All this for a scenario where my “work” was to simply to sit in front of a television! (Yes, I’m aware of the silliness of the preceding words, though true soccer fans will understand…)
Which got me thinking about how we respond in far more serious, far more involved situations. When we’re taking on a significant role, initiative or project.
Because there’s a real tension every time we take on a big project. The bigger the initiative, the more tension we feel.
Of course, it’s a natural thing. Our bodies exhibit a stress response, releasing stress hormones including adrenaline, noradrenaline and cortisol. This results in a host of physiological changes that prepare us for the situation at hand. For how we will respond.
Fight or flight.

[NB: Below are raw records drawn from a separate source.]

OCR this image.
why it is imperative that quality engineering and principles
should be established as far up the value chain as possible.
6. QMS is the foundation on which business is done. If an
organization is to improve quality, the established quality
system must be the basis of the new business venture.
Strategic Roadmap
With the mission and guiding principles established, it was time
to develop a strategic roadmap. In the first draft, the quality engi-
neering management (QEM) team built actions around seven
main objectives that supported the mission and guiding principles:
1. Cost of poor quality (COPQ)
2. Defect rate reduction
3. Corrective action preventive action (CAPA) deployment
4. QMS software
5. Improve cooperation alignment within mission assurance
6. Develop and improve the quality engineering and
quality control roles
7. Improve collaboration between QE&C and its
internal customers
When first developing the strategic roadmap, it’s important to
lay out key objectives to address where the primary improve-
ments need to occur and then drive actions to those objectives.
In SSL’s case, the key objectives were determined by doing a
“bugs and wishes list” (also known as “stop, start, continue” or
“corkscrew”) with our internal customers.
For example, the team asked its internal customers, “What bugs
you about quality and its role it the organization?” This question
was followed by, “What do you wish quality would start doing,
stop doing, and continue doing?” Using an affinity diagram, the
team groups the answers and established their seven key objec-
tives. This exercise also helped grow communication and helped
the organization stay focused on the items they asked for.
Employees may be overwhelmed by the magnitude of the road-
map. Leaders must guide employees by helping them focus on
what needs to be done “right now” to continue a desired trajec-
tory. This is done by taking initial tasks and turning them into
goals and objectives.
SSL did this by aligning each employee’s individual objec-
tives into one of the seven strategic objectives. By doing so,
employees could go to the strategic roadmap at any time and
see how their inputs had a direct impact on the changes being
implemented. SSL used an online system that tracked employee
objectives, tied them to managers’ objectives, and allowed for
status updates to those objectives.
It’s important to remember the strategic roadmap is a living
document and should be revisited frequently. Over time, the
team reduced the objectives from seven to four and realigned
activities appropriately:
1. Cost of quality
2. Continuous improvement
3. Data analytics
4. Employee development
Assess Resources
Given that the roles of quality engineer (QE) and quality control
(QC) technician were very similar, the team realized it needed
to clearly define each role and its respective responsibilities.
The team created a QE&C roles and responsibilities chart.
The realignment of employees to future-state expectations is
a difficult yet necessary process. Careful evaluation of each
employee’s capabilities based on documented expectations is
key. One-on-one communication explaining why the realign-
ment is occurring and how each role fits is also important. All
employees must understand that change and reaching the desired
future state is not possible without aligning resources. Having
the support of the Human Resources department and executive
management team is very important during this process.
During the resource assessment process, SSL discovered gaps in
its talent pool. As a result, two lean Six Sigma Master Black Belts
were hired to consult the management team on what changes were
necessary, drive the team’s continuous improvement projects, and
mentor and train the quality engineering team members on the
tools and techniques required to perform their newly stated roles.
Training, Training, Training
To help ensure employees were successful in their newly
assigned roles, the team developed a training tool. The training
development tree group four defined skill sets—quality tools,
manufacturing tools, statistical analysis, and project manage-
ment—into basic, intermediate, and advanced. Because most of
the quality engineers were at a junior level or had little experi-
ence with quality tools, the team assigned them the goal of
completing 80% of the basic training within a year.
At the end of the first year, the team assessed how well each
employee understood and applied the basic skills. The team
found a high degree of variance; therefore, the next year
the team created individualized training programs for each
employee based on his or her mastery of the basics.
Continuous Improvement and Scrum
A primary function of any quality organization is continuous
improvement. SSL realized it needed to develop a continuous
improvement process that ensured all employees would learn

Those are our choices.
And, let’s be clear, it is a choice.
Are we going to bury our head in the sand and just hope it’ll pass by us, that maybe it’ll be over before we know it?
Or do we want to own it and get focused on managing the outcome as much as we possibly can, regardless of the result (knowing it may not go our way)?

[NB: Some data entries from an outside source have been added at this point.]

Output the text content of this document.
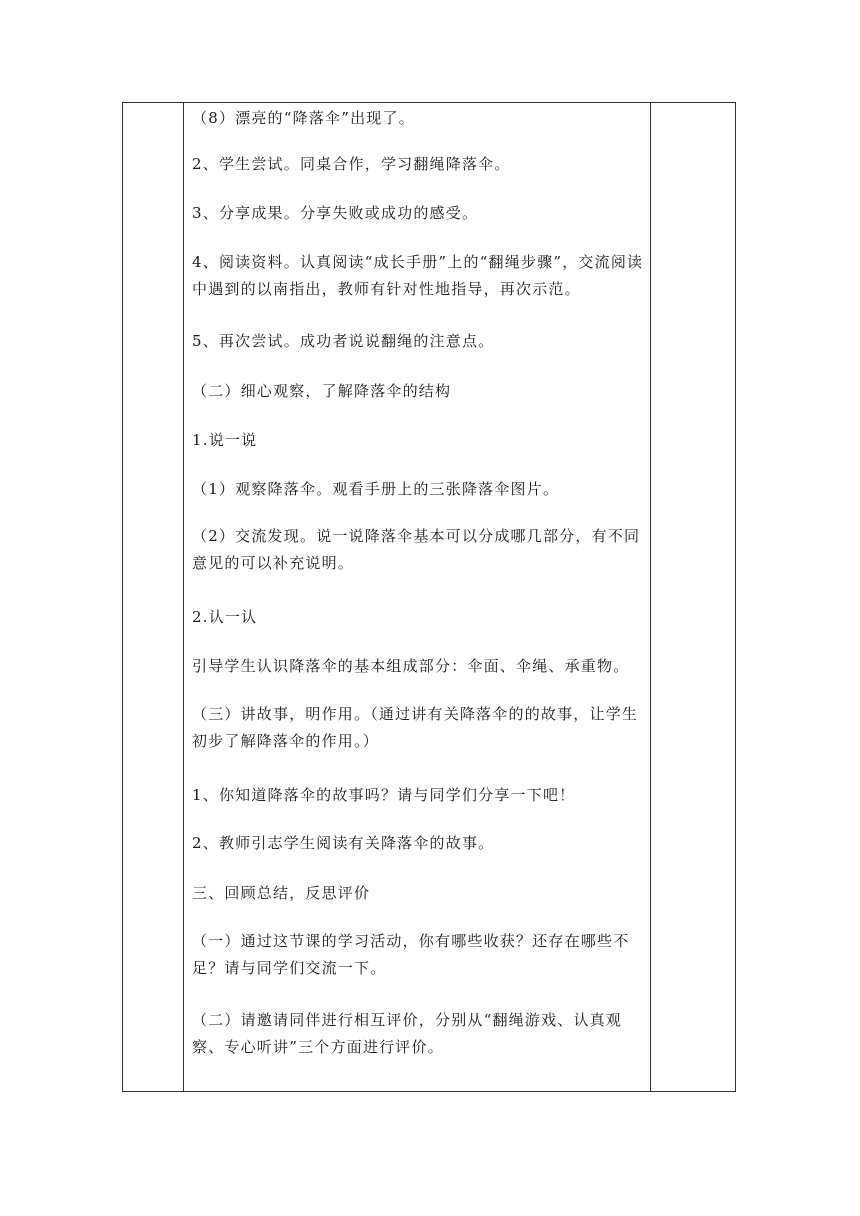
（8）漂亮的“降落伞”出现了。

2、学生尝试。同桌合作，学习翻绳降落伞。

3、分享成果。分享失败或成功的感受。

4、阅读资料。认真阅读“成长手册”上的“翻绳步骤”，交流阅读中遇到的以南指出，教师有针对性地指导，再次示范。

5、再次尝试。成功者说说翻绳的注意点。

（二）细心观察，了解降落伞的结构

1.说一说

（1）观察降落伞。观看手册上的三张降落伞图片。

（2）交流发现。说一说降落伞基本可以分成哪几部分，有不同意见的可以补充说明。

2.认一认

引导学生认识降落伞的基本组成部分：伞面、伞绳、承重物。

（三）讲故事，明作用。（通过讲有关降落伞的的故事，让学生初步了解降落伞的作用。）

1、你知道降落伞的故事吗？请与同学们分享一下吧！

2、教师引志学生阅读有关降落伞的故事。

三、回顾总结，反思评价

（一）通过这节课的学习活动，你有哪些收获？还存在哪些不足？请与同学们交流一下。

（二）请邀请同伴进行相互评价，分别从“翻绳游戏、认真观察、专心听讲”三个方面进行评价。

There has to be only one option.
Grab the bull by the horns. Tackle it head on. Carpe Diem. Use whatever cliche you’d like.
We have no choice but to take it on. To try and control, to manage the situation. To try and sway the path towards as positive a response as possible.
In doing so, we just need to recognize that that tension, that knot in the stomach, that sensation is two sides of the same coin.
And that we need to focus on the positive, on our ability to do what’s needed to get us where we need to go.
Of course it’s ok to be nervous. But it’s not ok to capitulate.
Go towards it. Prepare yourself for the battle. Ready yourself to get through to the other side.
Because there, on the other side, is respect, resilience and, sometimes, redemption.
(P.S. Arsenal came from behind to win 4-2. North London is, and always will red!)